Based on upvotes, Ageism is the only "-ism" Slashdotters care about and think isn't SJW
Just read today that Telstra is also going in for WiLL, and is looking at what the Indians are doing as an example.
Perhaps I am missing something...
How the open standard, high-volume GSM is more expensive than the proprietary, royalty-ridden, lower-volume CDMA?
In Brasil people are complaining every day that government has chosen TDMA and CDMA over the cheaper, standard GSM.
And with GPRS, GSM get the same data transfer speeds as CDMA.
Leandro Guimarães Faria Corcete DUTRA
DA, DBA, SysAdmin, Data Modeller
GNU Project, Debian GNU/Lin
' i mean, most of them don't even have a television set probably '
Given that I've not watched 'TV' in 7 years
and haven't died yet.

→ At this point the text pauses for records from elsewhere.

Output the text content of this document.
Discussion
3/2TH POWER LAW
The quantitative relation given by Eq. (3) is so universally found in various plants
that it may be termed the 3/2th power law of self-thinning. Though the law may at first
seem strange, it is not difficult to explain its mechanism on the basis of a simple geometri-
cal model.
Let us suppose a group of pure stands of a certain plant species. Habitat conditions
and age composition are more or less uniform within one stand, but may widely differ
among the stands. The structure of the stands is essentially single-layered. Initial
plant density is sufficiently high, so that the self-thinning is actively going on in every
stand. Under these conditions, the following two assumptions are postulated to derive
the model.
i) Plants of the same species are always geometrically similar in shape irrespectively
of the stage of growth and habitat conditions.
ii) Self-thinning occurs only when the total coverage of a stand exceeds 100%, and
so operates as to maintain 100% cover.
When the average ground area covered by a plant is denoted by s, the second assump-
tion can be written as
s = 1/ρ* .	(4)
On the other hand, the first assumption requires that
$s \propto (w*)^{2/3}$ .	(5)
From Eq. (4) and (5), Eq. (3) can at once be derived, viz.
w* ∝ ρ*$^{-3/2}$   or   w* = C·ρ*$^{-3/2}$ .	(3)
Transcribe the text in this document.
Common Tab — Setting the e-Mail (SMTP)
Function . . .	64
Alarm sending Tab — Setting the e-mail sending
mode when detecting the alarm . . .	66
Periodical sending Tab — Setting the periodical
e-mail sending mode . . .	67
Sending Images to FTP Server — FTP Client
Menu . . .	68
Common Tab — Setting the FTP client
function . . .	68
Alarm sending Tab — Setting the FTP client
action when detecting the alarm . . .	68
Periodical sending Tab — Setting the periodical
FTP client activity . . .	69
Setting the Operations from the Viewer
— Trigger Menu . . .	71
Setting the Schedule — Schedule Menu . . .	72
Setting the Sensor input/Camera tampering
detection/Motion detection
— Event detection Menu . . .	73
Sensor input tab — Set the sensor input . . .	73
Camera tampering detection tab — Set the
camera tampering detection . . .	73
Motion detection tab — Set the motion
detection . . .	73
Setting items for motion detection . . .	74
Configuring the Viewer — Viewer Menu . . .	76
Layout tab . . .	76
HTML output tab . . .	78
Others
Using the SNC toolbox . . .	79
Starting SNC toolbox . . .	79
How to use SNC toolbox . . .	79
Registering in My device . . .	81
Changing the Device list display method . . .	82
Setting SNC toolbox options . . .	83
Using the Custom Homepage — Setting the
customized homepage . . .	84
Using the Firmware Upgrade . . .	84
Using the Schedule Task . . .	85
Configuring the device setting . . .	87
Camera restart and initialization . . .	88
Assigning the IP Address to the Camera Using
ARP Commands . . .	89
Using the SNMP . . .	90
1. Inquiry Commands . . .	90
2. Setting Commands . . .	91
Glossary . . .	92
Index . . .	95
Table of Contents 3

Umm...
Maybe if you spent a little more time reading
and a little less time vegging you'd see that
India is slated for some wicked cool stuff in the
near future.
Hell.. if I spoke the language I'd move there right
now, just for the opportunities. (besides a huge
population of folks that don't have any desire
to pester me with questions about what I watched
on tv the night before.)
Turn it off and get a life.
About India :
:
:))
India - population 1,000,000,000 , 60 % rural
Middle class - 300,000,000 (mostly in the cities)
Average cell-phone acquistion cost Rs. 4500 ( $90)
Average cell-phone charges Rs. 2 per minute ( $0.04)
Reliance
Allocated Rs. 200,000,000,000 ($ 4.5 billion) at the end of 2000 to lay optic fibre throughout the country within 2 years.
They are the largest busines group in India and hav revenues in excess Rs. 60,000,000,000 ($ 1.5 Billion) from their existing petrochemical industries. And a fortune 500 company.
The plan is simple, invest huge amounts of money (which nobody else can) to rollout a wireless network across 600 cities (in Phase I!!). reduce charges to the point where nobody else can compete, and provide cutting edge technology. Subsidise handset costs to persuade users to agree to long-term plans. Provide dirt-cheap call rates (even in Indian rupees) so that usage is high. Watch the revenues roll in from a tech-savvy and tech-starved country.
I can testify that there is a lot of excitement in India over this launch. Many, many people are already planning to switch from their existing GSM services. Remember, this launch is aimed at the 300 million middle class, who can well afford this. They are alos planning to introduce video conferencing and other 3G technologies within a year! Large parts of India may get 3G before the US!!
Seems that the world is leaving the US behind in adopting wireless tech. The best part is that the Java services on these CDMA phones is being set-up by a US company (which I will not name), which is starting a development center in India for that purpose. The wheel coming full circle ???
Should I also mention that I submitted this last week?
Remember, every 6th person is an Indian.